Le langage culturel du design
Les éléments de design qui peuvent sembler neutres ont souvent de subtiles significations culturelles. En réfléchissant à des projets en Scandinavie et au Moyen Orient sur lesquels elle avait travaillé, l’architecte d’intérieur et créatrice de mobilier Maisam Mahdi a souligné que les matériaux, les motifs et l'orientation spatiale peuvent jouer sur le sentiment de confort des gens dans un lieu déterminé. Alors que le minimalisme scandinave est largement admiré, elle a souligné que les environnements extrêmement épurés et austères peuvent parfois sembler stériles aux gens d’autres origines culturelles.
Maisam Mahdi a également fait valoir que des détails dans les matériaux et le design peuvent influer sur le confort quotidien. Les surfaces froides, par exemple, peuvent décourager leur utilisation par les femmes. Des matériaux plus chauds et des formes arrondies peuvent rendre l’espace plus attirant et confortable. Même l'orientation des sièges a son importance. Dans certaines cultures, être assis en tournant directement le dos à quelqu’un est généralement considéré comme irrespectueux. La conscience culturelle et l’expérience sensorielle sont associées à tous les choix de conception. La recherche montre l’importance d’une réflexion minutieuse sur les besoins variés et qui se recoupent.

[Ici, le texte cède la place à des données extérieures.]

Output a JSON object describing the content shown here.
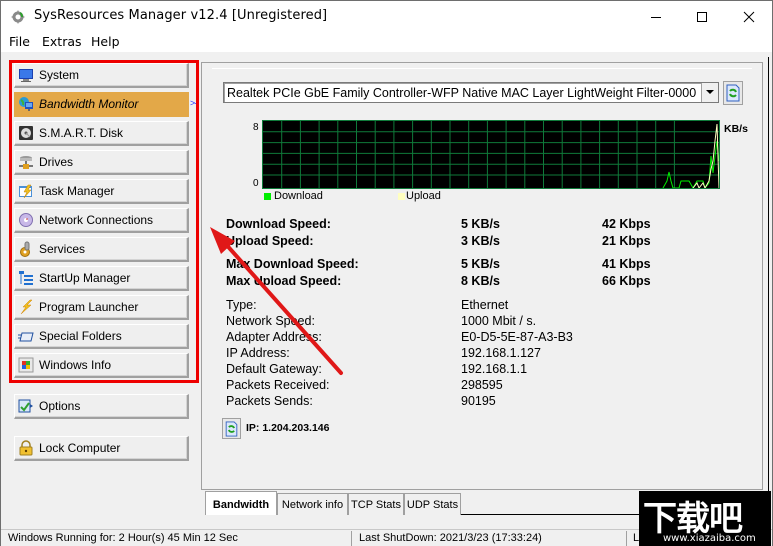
{
  "window": {
    "title": "SysResources Manager  v12.4 [Unregistered]",
    "controls": {
      "minimize": "minimize",
      "maximize": "maximize",
      "close": "close"
    }
  },
  "menu": [
    "File",
    "Extras",
    "Help"
  ],
  "sidebar": {
    "items": [
      {
        "label": "System",
        "icon": "monitor-icon",
        "active": false
      },
      {
        "label": "Bandwidth Monitor",
        "icon": "globe-network-icon",
        "active": true
      },
      {
        "label": "S.M.A.R.T. Disk",
        "icon": "hard-disk-icon",
        "active": false
      },
      {
        "label": "Drives",
        "icon": "network-drives-icon",
        "active": false
      },
      {
        "label": "Task Manager",
        "icon": "task-lightning-icon",
        "active": false
      },
      {
        "label": "Network Connections",
        "icon": "network-disc-icon",
        "active": false
      },
      {
        "label": "Services",
        "icon": "gear-services-icon",
        "active": false
      },
      {
        "label": "StartUp Manager",
        "icon": "tree-list-icon",
        "active": false
      },
      {
        "label": "Program Launcher",
        "icon": "lightning-icon",
        "active": false
      },
      {
        "label": "Special Folders",
        "icon": "folder-icon",
        "active": false
      },
      {
        "label": "Windows Info",
        "icon": "windows-logo-icon",
        "active": false
      }
    ],
    "options_label": "Options",
    "lock_label": "Lock Computer"
  },
  "adapter": {
    "selected": "Realtek PCIe GbE Family Controller-WFP Native MAC Layer LightWeight Filter-0000"
  },
  "graph": {
    "y_max_label": "8",
    "y_min_label": "0",
    "unit": "KB/s",
    "legend": [
      {
        "label": "Download",
        "color": "#00ee00"
      },
      {
        "label": "Upload",
        "color": "#ffffc0"
      }
    ]
  },
  "speeds": {
    "rows": [
      {
        "label": "Download Speed:",
        "kbs": "5 KB/s",
        "kbps": "42 Kbps"
      },
      {
        "label": "Upload Speed:",
        "kbs": "3 KB/s",
        "kbps": "21 Kbps"
      },
      {
        "label": "Max Download Speed:",
        "kbs": "5 KB/s",
        "kbps": "41 Kbps"
      },
      {
        "label": "Max Upload Speed:",
        "kbs": "8 KB/s",
        "kbps": "66 Kbps"
      }
    ]
  },
  "info": {
    "rows": [
      {
        "label": "Type:",
        "value": "Ethernet"
      },
      {
        "label": "Network Speed:",
        "value": "1000 Mbit / s."
      },
      {
        "label": "Adapter Address:",
        "value": "E0-D5-5E-87-A3-B3"
      },
      {
        "label": "IP Address:",
        "value": "192.168.1.127"
      },
      {
        "label": "Default Gateway:",
        "value": "192.168.1.1"
      },
      {
        "label": "Packets Received:",
        "value": "298595"
      },
      {
        "label": "Packets Sends:",
        "value": "90195"
      }
    ],
    "public_ip": "IP: 1.204.203.146"
  },
  "tabs": [
    {
      "label": "Bandwidth",
      "active": true
    },
    {
      "label": "Network info",
      "active": false
    },
    {
      "label": "TCP Stats",
      "active": false
    },
    {
      "label": "UDP Stats",
      "active": false
    }
  ],
  "status": {
    "uptime": "Windows Running for: 2 Hour(s) 45 Min 12 Sec",
    "last_shutdown": "Last ShutDown: 2021/3/23 (17:33:24)",
    "third": "L"
  },
  "watermark": {
    "big": "下载吧",
    "small": "www.xiazaiba.com"
  },
  "colors": {
    "accent_active": "#e3a848",
    "annotation_red": "#ee0000",
    "graph_grid": "#0f7a3a"
  }
}
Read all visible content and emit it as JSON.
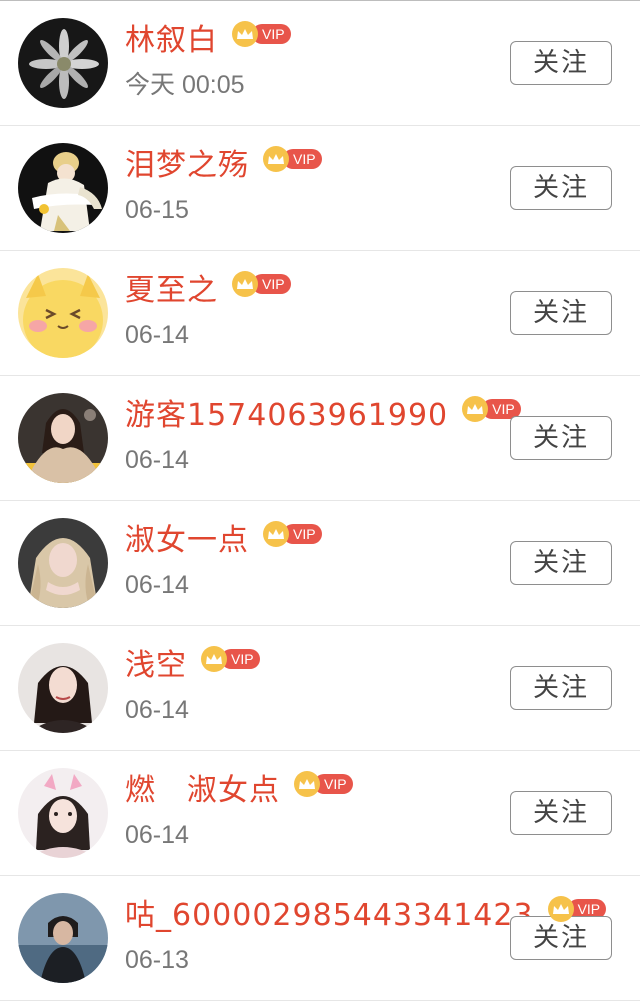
{
  "follow_label": "关注",
  "vip_label": "VIP",
  "colors": {
    "name": "#e0462f",
    "time": "#777777",
    "vip_tag": "#e8554a",
    "vip_crown": "#f6c24a",
    "button_border": "#8e8e8e"
  },
  "users": [
    {
      "name": "林叙白",
      "time": "今天 00:05"
    },
    {
      "name": "泪梦之殇",
      "time": "06-15"
    },
    {
      "name": "夏至之",
      "time": "06-14"
    },
    {
      "name": "游客1574063961990",
      "time": "06-14"
    },
    {
      "name": "淑女一点",
      "time": "06-14"
    },
    {
      "name": "浅空",
      "time": "06-14"
    },
    {
      "name": "燃　淑女点",
      "time": "06-14"
    },
    {
      "name": "咕_600002985443341423",
      "time": "06-13"
    }
  ]
}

La représentation dans le processus de conception
Les contributeurs ont souligné l’importance d’inclure la cible démographique dans la conception des environnements publics. L’architecte et stratège en faveur de l’engagement des jeunes Julia King a décrit comment les processus de participation sous-estiment souvent le temps et la confiance requis pour un engagement utile.
« Ils devraient être inclus dans tout le spectre, de la conception jusqu’à la stratégie. »

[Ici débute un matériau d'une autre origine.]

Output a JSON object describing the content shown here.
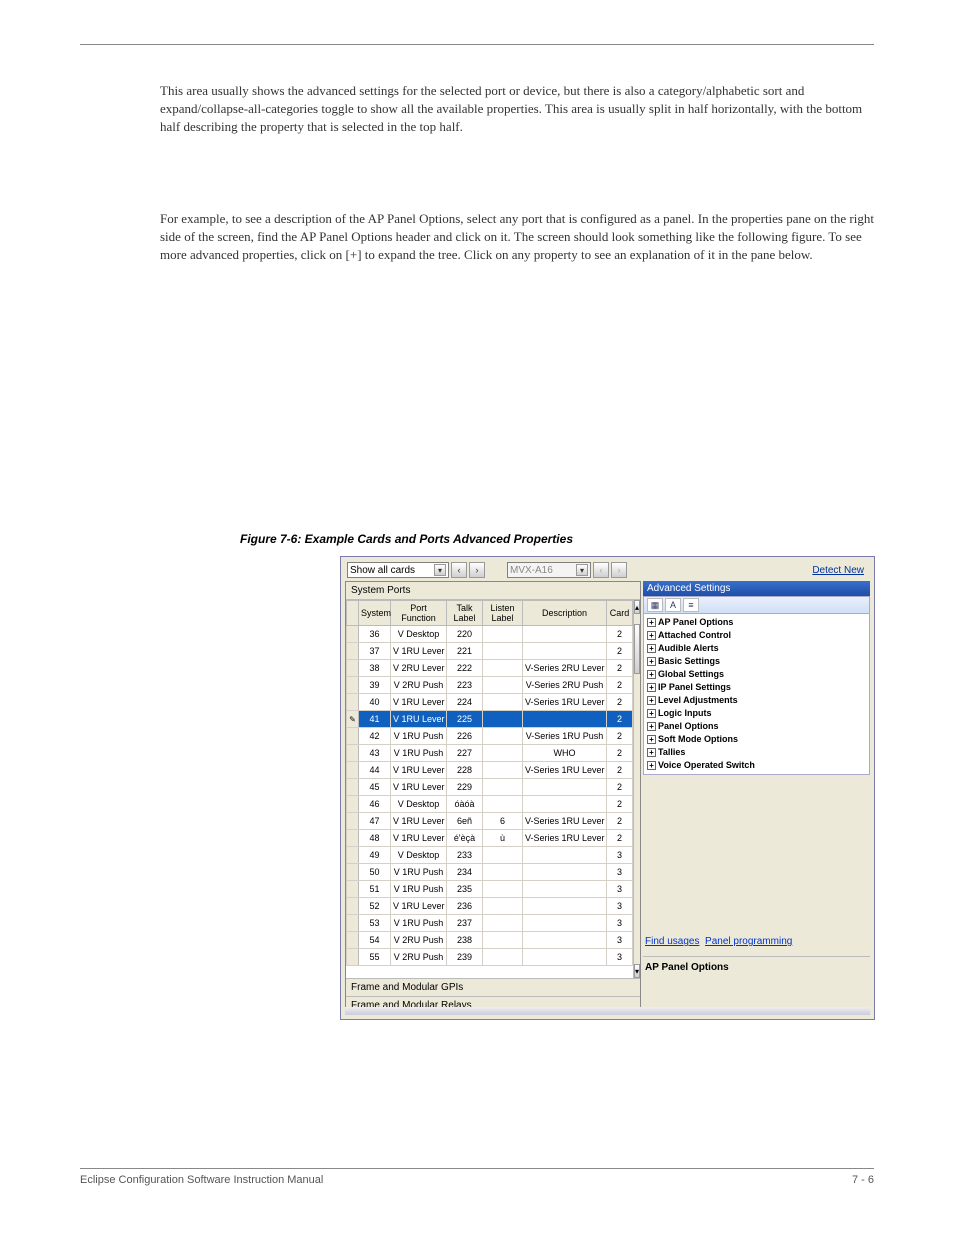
{
  "doc": {
    "paragraphs": [
      "This area usually shows the advanced settings for the selected port or device, but there is also a category/alphabetic sort and expand/collapse-all-categories toggle to show all the available properties. This area is usually split in half horizontally, with the bottom half describing the property that is selected in the top half.",
      "For example, to see a description of the AP Panel Options, select any port that is configured as a panel. In the properties pane on the right side of the screen, find the AP Panel Options header and click on it. The screen should look something like the following figure. To see more advanced properties, click on [+] to expand the tree. Click on any property to see an explanation of it in the pane below."
    ],
    "figure_caption": "Figure 7-6: Example Cards and Ports Advanced Properties",
    "footer_left": "Eclipse Configuration Software Instruction Manual",
    "footer_right": "7 - 6"
  },
  "toolbar": {
    "card_filter": "Show all cards",
    "slot_label": "MVX-A16",
    "detect_new": "Detect New"
  },
  "table": {
    "section_title": "System Ports",
    "headers": [
      "",
      "System",
      "Port Function",
      "Talk Label",
      "Listen Label",
      "Description",
      "Card"
    ],
    "rows": [
      {
        "sys": "36",
        "func": "V Desktop",
        "talk": "220",
        "listen": "",
        "desc": "",
        "card": "2"
      },
      {
        "sys": "37",
        "func": "V 1RU Lever",
        "talk": "221",
        "listen": "",
        "desc": "",
        "card": "2"
      },
      {
        "sys": "38",
        "func": "V 2RU Lever",
        "talk": "222",
        "listen": "",
        "desc": "V-Series 2RU Lever",
        "card": "2"
      },
      {
        "sys": "39",
        "func": "V 2RU Push",
        "talk": "223",
        "listen": "",
        "desc": "V-Series 2RU Push",
        "card": "2"
      },
      {
        "sys": "40",
        "func": "V 1RU Lever",
        "talk": "224",
        "listen": "",
        "desc": "V-Series 1RU Lever",
        "card": "2"
      },
      {
        "sys": "41",
        "func": "V 1RU Lever",
        "talk": "225",
        "listen": "",
        "desc": "",
        "card": "2",
        "selected": true
      },
      {
        "sys": "42",
        "func": "V 1RU Push",
        "talk": "226",
        "listen": "",
        "desc": "V-Series 1RU Push",
        "card": "2"
      },
      {
        "sys": "43",
        "func": "V 1RU Push",
        "talk": "227",
        "listen": "",
        "desc": "WHO",
        "card": "2"
      },
      {
        "sys": "44",
        "func": "V 1RU Lever",
        "talk": "228",
        "listen": "",
        "desc": "V-Series 1RU Lever",
        "card": "2"
      },
      {
        "sys": "45",
        "func": "V 1RU Lever",
        "talk": "229",
        "listen": "",
        "desc": "",
        "card": "2"
      },
      {
        "sys": "46",
        "func": "V Desktop",
        "talk": "óàóà",
        "listen": "",
        "desc": "",
        "card": "2"
      },
      {
        "sys": "47",
        "func": "V 1RU Lever",
        "talk": "6eñ",
        "listen": "6",
        "desc": "V-Series 1RU Lever",
        "card": "2"
      },
      {
        "sys": "48",
        "func": "V 1RU Lever",
        "talk": "é'èçà",
        "listen": "ù",
        "desc": "V-Series 1RU Lever",
        "card": "2"
      },
      {
        "sys": "49",
        "func": "V Desktop",
        "talk": "233",
        "listen": "",
        "desc": "",
        "card": "3"
      },
      {
        "sys": "50",
        "func": "V 1RU Push",
        "talk": "234",
        "listen": "",
        "desc": "",
        "card": "3"
      },
      {
        "sys": "51",
        "func": "V 1RU Push",
        "talk": "235",
        "listen": "",
        "desc": "",
        "card": "3"
      },
      {
        "sys": "52",
        "func": "V 1RU Lever",
        "talk": "236",
        "listen": "",
        "desc": "",
        "card": "3"
      },
      {
        "sys": "53",
        "func": "V 1RU Push",
        "talk": "237",
        "listen": "",
        "desc": "",
        "card": "3"
      },
      {
        "sys": "54",
        "func": "V 2RU Push",
        "talk": "238",
        "listen": "",
        "desc": "",
        "card": "3"
      },
      {
        "sys": "55",
        "func": "V 2RU Push",
        "talk": "239",
        "listen": "",
        "desc": "",
        "card": "3"
      }
    ],
    "footers": [
      "Frame and Modular GPIs",
      "Frame and Modular Relays"
    ]
  },
  "advanced": {
    "title": "Advanced Settings",
    "tree": [
      {
        "label": "AP Panel Options",
        "expandable": true,
        "bold": true
      },
      {
        "label": "Attached Control",
        "expandable": true,
        "bold": true
      },
      {
        "label": "Audible Alerts",
        "expandable": true,
        "bold": true
      },
      {
        "label": "Basic Settings",
        "expandable": true,
        "bold": true
      },
      {
        "label": "Global Settings",
        "expandable": true,
        "bold": true
      },
      {
        "label": "IP Panel Settings",
        "expandable": true,
        "bold": true
      },
      {
        "label": "Level Adjustments",
        "expandable": true,
        "bold": true
      },
      {
        "label": "Logic Inputs",
        "expandable": true,
        "bold": true
      },
      {
        "label": "Panel Options",
        "expandable": true,
        "bold": true
      },
      {
        "label": "Soft Mode Options",
        "expandable": true,
        "bold": true
      },
      {
        "label": "Tallies",
        "expandable": true,
        "bold": true
      },
      {
        "label": "Voice Operated Switch",
        "expandable": true,
        "bold": true
      }
    ],
    "links": {
      "find_usages": "Find usages",
      "panel_programming": "Panel programming"
    },
    "desc_title": "AP Panel Options"
  }
}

Julia King a également constaté que les jeunes femmes issues de minorités sont souvent priées de s’imaginer dans des environnements qui les ont historiquement exclues. Créer de la confiance et une maîtrise de l’espace peut donc faire partie du processus d’engagement lui-même, facilitant la création de tiers-lieux qui invitent les jeunes femmes à occuper une zone et leur donnent confiance au sein de cet espace. Julia King suggère qu’une participation utile requiert à la fois un apprentissage et un désapprentissage, en aidant les jeunes femmes à comprendre que l’espace public est quelque chose qu'elles sont en droit de façonner.
L’espace public comme projet culturel partagé
Les éléments de design et les interventions physiques ne peuvent pas à eux seuls résoudre les problèmes sociétaux profonds comme la xénophobie, la violence sexiste ou l’exclusion sociale. Pourtant les environnements où se déroule la vie publique façonnent encore la manière dont les gens se rencontrent. La conception d’un parc, d’une place ou même d’un banc peut avoir une incidence sur le caractère accueillant ou hostile d'un lieu.

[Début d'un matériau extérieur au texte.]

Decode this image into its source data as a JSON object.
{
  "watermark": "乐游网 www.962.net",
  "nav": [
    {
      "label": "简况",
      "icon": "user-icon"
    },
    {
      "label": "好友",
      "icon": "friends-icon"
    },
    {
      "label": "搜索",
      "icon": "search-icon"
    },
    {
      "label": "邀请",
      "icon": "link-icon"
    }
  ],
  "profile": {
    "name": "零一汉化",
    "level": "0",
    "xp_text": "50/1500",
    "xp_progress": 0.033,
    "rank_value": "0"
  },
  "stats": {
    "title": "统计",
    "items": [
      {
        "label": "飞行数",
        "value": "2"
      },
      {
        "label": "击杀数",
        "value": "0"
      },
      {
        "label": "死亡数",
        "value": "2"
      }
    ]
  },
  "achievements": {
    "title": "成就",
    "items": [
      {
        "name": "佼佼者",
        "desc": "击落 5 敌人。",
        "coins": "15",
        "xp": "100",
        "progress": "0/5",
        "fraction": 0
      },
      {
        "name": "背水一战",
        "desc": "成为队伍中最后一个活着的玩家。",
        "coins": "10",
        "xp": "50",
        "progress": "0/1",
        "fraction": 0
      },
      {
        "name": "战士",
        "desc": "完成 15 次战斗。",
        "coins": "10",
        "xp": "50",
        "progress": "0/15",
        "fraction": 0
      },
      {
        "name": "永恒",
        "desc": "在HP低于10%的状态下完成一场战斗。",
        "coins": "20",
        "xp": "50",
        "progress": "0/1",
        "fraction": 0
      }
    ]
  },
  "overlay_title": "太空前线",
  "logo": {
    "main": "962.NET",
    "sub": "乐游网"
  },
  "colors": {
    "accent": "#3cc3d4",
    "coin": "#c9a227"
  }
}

Un espace public n’est jamais neutre. Par ses matériaux, sa visibilité, son confort et l’attention qu’il porte au public, il indique continuellement qui y a sa place et qui n’y a pas sa place. Concevoir pour l’appartenance publique implique de créer en coopérant avec ceux qui utilisent le plus les espaces publics. Lorsque les villes œuvrent pour les jeunes femmes, elles œuvrent mieux pour tout le monde.